Síntomas de la Mastoiditis aguda

Por lo general, los síntomas aparecen al cabo de dos o más semanas de haberse desarrollado la otitis media aguda, a medida que la infección diseminada destruye la parte interna de la apófisis mastoides. Es posible que se forme un absceso en el hueso. La piel que recubre la apófisis mastoides puede tornarse roja, hinchada y dolorosa, y el oído externo se desplaza hacia un lado y abajo.

Otros síntomas son fiebre, dolor alrededor del oído y en su interior una secreción profusa y cremosa por el oído, todo lo cual suele empeorar. El dolor tiende a ser persistente y pulsátil. La pérdida de la audición es progresiva.




La tomografía computadorizada (TC) demuestra que las celdillas (los espacios en el hueso que normalmente contienen aire) de la apófisis mastoides están llenas de líquido. A medida que la mastoiditis avanza, los espacios se agrandan. Una mastoiditis mal tratada puede producir sordera, infección de la sangre (sepsis), meningitis, abscesos cerebrales o la muerte.
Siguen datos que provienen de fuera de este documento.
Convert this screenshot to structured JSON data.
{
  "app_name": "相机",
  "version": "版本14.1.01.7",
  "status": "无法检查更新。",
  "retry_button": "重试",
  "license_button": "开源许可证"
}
Tratamiento de la Mastoiditis aguda

El tratamiento suele comenzar con un antibiótico que se administra de forma intravenosa. Se examina una muestra de la secreción proveniente del oído para identificar el agente que causa la infección y se determinan los antibióticos que, con más probabilidad, eliminarán dicho agente. A continuación, el tratamiento con antibiótico se ajusta y se continúa durante al menos dos semanas. Si se ha formado un absceso en el hueso, se drena quirúrgicamente.